All of this makes them more curious and attuned to the world around them. They’re less at the mercy of their assumptions, their delusions, their ego. They readily invite strangers to exchange thoughts with them, and give advice knowing its limitations. Their limitations. They say they’re full of shit and think it’s normal. They know they’ll never fully understand a person or a situation unless they’re in it—but they do their best anyway. They ask questions without rushing to find an answer, much less one that is bulletproof. And they let their modes of thinking and being evolve.

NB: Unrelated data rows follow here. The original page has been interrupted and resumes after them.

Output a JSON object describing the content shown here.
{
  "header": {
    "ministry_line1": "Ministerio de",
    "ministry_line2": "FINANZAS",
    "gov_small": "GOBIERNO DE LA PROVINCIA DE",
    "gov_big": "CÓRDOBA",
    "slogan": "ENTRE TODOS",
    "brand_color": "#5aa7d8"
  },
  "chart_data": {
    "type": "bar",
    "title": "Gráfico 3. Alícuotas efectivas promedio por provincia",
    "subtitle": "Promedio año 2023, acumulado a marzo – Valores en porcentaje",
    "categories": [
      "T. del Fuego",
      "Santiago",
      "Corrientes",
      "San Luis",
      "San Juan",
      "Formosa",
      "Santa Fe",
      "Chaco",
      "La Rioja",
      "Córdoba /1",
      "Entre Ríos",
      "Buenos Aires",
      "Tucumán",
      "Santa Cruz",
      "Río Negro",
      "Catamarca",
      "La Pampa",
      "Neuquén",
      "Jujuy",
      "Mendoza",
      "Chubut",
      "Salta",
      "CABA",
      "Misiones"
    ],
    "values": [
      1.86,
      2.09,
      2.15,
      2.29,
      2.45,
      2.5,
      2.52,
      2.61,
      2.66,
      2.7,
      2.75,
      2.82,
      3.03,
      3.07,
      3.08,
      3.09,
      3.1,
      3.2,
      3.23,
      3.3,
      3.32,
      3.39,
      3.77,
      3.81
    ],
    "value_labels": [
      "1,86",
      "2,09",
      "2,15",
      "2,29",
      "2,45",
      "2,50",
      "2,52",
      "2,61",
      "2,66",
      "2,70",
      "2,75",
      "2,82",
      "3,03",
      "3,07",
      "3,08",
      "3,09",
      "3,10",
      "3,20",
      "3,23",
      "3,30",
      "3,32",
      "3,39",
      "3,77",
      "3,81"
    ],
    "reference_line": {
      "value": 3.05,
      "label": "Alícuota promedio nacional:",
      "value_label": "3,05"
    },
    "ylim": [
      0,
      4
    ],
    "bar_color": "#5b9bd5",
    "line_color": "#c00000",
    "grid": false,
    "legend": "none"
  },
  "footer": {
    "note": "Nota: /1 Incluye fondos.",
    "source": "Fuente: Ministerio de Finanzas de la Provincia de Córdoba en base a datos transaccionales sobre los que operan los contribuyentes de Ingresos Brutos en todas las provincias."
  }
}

Ultimately, I find that there’s so much grace, so much potential for empathy—if you openly admit to your uncertainties, doubts, and ambiguities. And yes, these are things that render us fallible. But isn’t that what we are in the first place?
People relate better with imperfections and flaws rather than with those that try to look too perfect. I find showing and being honest about what you lack or something similar gives you the power to address it instead of hiding it in the closet which lets it fester inside you.